СТРАСТЬ РАЗРУШЕНИЯ
Шрифт:
У Бееров Виссарион был частым гостем.
Несмотря на взрослость, двадцать четвертый год, перед женщинами он краснел и бледнел, но видеть их было для него насущной необходимостью. Конечно, на стороне, в "тех самых заведениях" за ним числились немалые подвиги по женской части, но душа его тянулась к совершенству в образе женщины.
Увидев сестер Бакуниных, Виссарион замер с открытыми глазами.
– Николай! Это ангелы, – он вцепился в его руку, потерявшийся от смущения. – Кто они? Как свеж близ них самый воздух…
– Смелее, Висяша. Смелее.
Опрометчивые слова Натальи
И все же… то взгляд, то словечко, то случайная встреча в коридоре.
С Натальей Беер начались нервные припадки. На ее глазах зарождалась любовь. Бедная, она не знала цены жертвы, которую принесла!
Видел это и Александр Михайлович. Прощаясь перед отъездом, он пригласил молодого человека погостить осенью в Премухино. Его, но не Белинского. Потомственный дворянин, Александр Михайлович уважал и оберегал свое сословие.
…
Лето выдалось ветреным, с ураганом. Хлеба полегли, но потом поправились, луга налились. Отошла страда луговая, полевая, огородная.

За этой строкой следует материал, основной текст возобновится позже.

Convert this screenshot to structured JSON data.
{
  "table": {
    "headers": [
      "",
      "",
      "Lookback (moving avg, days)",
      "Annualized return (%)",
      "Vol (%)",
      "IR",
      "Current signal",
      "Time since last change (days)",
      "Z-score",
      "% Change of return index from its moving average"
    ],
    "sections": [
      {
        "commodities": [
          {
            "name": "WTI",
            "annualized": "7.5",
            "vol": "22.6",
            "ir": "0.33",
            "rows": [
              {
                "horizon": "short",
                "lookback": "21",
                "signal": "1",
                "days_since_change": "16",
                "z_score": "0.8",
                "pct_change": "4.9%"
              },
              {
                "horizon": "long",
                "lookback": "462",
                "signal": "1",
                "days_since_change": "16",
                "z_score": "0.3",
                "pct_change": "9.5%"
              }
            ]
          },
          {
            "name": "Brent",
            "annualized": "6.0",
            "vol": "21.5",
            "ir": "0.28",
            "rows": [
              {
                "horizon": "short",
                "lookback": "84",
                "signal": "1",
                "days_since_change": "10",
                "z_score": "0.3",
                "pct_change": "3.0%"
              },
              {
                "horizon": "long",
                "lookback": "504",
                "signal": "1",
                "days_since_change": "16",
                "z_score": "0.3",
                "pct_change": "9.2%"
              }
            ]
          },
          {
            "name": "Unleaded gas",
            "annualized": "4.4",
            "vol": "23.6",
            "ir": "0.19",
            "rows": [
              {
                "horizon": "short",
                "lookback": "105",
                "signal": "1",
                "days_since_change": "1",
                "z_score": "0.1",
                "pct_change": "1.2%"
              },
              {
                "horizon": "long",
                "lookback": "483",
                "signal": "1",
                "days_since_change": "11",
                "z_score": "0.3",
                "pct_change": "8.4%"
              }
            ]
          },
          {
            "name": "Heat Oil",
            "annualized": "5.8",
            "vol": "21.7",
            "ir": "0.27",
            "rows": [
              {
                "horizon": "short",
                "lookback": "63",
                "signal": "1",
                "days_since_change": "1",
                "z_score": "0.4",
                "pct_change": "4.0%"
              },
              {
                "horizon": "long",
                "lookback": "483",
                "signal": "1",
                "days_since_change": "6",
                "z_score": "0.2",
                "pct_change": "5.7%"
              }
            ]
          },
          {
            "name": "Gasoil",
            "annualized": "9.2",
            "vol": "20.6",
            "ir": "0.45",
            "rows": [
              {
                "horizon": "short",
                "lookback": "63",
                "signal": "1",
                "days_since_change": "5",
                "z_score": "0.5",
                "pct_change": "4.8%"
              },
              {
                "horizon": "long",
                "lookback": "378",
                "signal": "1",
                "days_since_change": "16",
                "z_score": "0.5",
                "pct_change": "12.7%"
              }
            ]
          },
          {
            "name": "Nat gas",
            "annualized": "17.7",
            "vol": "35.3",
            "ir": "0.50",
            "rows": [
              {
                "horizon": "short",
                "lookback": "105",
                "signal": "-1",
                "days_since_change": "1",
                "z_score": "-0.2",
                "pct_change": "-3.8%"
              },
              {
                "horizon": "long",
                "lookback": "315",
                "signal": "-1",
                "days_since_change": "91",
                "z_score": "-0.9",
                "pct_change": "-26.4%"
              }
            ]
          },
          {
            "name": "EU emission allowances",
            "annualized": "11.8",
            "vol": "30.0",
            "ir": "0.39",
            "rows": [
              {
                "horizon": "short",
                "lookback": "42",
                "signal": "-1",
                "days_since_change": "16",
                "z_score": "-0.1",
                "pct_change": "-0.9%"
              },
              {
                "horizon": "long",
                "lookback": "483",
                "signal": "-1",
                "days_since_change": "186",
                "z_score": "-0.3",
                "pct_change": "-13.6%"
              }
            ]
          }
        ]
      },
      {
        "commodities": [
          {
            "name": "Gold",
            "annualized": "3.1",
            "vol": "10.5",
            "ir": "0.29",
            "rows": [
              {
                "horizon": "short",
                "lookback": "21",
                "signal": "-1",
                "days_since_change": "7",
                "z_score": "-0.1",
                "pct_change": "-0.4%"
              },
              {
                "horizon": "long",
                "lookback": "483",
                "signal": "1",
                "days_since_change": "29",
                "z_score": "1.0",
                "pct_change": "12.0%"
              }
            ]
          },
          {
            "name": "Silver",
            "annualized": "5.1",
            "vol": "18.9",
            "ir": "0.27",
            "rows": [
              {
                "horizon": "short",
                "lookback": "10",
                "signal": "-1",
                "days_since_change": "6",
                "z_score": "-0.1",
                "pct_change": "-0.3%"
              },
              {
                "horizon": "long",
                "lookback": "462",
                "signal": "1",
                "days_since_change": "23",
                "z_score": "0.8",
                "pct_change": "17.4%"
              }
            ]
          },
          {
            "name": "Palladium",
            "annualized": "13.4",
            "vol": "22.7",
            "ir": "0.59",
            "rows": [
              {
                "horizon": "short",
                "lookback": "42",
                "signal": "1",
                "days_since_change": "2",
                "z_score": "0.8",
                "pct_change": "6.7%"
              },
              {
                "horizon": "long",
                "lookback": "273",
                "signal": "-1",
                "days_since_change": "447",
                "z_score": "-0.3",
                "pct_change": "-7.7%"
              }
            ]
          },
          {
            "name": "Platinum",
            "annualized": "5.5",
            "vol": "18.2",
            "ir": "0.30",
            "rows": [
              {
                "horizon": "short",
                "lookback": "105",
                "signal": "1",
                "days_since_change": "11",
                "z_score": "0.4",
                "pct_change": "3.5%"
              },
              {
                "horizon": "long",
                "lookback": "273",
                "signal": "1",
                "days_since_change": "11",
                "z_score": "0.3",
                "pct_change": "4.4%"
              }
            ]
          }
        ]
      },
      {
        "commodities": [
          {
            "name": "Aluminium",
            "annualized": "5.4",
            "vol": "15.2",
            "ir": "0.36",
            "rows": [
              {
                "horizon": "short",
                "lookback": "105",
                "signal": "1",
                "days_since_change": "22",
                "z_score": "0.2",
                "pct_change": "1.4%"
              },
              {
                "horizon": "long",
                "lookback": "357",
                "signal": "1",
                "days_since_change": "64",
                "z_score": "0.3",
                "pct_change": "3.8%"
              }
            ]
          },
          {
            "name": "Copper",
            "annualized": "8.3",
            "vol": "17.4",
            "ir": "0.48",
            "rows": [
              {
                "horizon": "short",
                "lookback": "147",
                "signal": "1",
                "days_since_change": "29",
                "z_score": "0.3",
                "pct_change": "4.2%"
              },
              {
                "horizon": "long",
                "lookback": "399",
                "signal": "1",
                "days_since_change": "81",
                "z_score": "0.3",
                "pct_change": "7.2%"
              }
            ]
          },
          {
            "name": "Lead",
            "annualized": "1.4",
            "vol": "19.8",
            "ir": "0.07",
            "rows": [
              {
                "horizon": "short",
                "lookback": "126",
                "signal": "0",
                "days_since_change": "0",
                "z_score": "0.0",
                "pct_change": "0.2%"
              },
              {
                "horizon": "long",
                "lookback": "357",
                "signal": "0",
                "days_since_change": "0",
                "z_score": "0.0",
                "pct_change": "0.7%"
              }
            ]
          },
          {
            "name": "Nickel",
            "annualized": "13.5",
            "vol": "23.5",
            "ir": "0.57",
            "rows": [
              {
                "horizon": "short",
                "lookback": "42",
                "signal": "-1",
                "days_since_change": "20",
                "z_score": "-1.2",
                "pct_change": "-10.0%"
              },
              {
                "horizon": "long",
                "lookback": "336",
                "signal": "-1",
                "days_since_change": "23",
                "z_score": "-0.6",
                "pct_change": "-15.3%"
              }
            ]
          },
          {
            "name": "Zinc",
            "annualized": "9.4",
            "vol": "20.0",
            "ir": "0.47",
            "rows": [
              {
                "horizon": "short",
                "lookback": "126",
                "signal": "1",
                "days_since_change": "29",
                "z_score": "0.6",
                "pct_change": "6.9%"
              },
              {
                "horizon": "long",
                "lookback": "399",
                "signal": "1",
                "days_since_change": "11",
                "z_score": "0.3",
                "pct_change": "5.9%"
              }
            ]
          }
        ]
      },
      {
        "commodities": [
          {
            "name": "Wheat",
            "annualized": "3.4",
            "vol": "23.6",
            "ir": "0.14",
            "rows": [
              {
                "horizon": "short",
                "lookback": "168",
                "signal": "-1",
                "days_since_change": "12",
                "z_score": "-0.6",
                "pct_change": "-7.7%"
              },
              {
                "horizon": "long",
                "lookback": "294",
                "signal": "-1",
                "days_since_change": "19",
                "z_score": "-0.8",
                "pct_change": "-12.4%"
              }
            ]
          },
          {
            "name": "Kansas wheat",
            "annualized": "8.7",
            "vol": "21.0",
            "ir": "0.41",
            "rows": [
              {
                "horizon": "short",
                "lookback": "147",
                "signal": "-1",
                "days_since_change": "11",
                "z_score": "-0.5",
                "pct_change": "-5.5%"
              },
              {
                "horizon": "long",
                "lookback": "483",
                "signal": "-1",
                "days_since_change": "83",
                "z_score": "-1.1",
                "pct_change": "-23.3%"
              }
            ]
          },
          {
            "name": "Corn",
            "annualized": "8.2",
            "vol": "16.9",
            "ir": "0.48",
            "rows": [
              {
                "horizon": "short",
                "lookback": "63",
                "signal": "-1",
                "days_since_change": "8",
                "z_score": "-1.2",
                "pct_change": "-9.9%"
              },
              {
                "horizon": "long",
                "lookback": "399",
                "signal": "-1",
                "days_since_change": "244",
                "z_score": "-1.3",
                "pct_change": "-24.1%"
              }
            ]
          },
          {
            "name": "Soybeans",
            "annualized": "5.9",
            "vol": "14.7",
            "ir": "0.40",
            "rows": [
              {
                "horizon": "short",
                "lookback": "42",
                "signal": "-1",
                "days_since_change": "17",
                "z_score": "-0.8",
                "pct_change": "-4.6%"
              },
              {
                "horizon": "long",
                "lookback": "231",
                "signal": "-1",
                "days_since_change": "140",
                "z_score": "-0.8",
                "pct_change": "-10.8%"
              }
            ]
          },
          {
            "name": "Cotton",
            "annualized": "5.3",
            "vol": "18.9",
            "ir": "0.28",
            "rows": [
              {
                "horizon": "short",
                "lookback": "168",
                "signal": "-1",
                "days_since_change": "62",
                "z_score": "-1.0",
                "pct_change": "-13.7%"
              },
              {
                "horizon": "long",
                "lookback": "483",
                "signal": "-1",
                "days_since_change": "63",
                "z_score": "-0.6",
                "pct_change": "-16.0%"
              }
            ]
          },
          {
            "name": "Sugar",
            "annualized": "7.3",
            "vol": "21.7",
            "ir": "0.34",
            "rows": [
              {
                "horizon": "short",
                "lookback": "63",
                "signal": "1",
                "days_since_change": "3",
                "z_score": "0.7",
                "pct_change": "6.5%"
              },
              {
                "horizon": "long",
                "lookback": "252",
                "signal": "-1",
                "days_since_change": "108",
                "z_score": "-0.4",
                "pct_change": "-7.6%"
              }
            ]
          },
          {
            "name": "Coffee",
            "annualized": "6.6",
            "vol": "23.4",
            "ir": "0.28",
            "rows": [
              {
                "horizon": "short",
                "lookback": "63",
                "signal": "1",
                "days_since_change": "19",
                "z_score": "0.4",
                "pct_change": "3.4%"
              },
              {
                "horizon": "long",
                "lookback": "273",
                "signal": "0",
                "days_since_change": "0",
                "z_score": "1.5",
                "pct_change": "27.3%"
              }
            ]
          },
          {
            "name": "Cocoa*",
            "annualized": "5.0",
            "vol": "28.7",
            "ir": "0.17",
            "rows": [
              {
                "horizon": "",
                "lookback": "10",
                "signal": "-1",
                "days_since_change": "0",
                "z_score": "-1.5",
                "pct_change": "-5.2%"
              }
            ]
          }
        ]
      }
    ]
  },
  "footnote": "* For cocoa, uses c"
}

На Святой Руси петухи поют,
Скоро будет день на Святой Руси.
Два приятеля, Станкевич и Ефремов, ехали из Москвы в Тверскую губернию. Ехали долго, с ночлегами. Мягким теплом заливало бабье лето лежащую вокруг равнину, убранные поля, зеленые, чуть желтеющие леса и озёра, озёра. Покачиваясь в рессорной коляске, поглядывая по сторонам, друзья беседовали обо всем на свете.
"Путешествуй с теми, кого любишь" – с улыбкой потянулся Станкевич, растягивая усталые члены, и заговорил о последней своей находке, о работе известного немецкого философа Шеллинга, его книжечке "О принципах трансцендентального идеализма", которую в подлиннике читал накануне отъезда. Ясный ум Станкевича увидел в ней новое слово философии.
Ямщик, везший их, поначалу вслушивался в разговоры молодых людей, потом, помотав головой, затянул под нос дорожную песню.
О чём задумался, детина?
Седок приветливо спросил.
Какая на сердце кручина,
Скажи, тебя кто огорчил?
Седоки беседовали о своем.
– По мысли Шеллинга, – излагал Николай, – реально то, что не может быть создано одним только мышлением. В то же время природа в своей высшей потенции есть не что иное как самосознание. Субъект и объект непосредственно едины в нем, где представляемое есть и представляющее, а созерцаемое – созерцающее. Получается, что совершеннейшее тождество бытия и представления – в самом знании. Как изящно и просто!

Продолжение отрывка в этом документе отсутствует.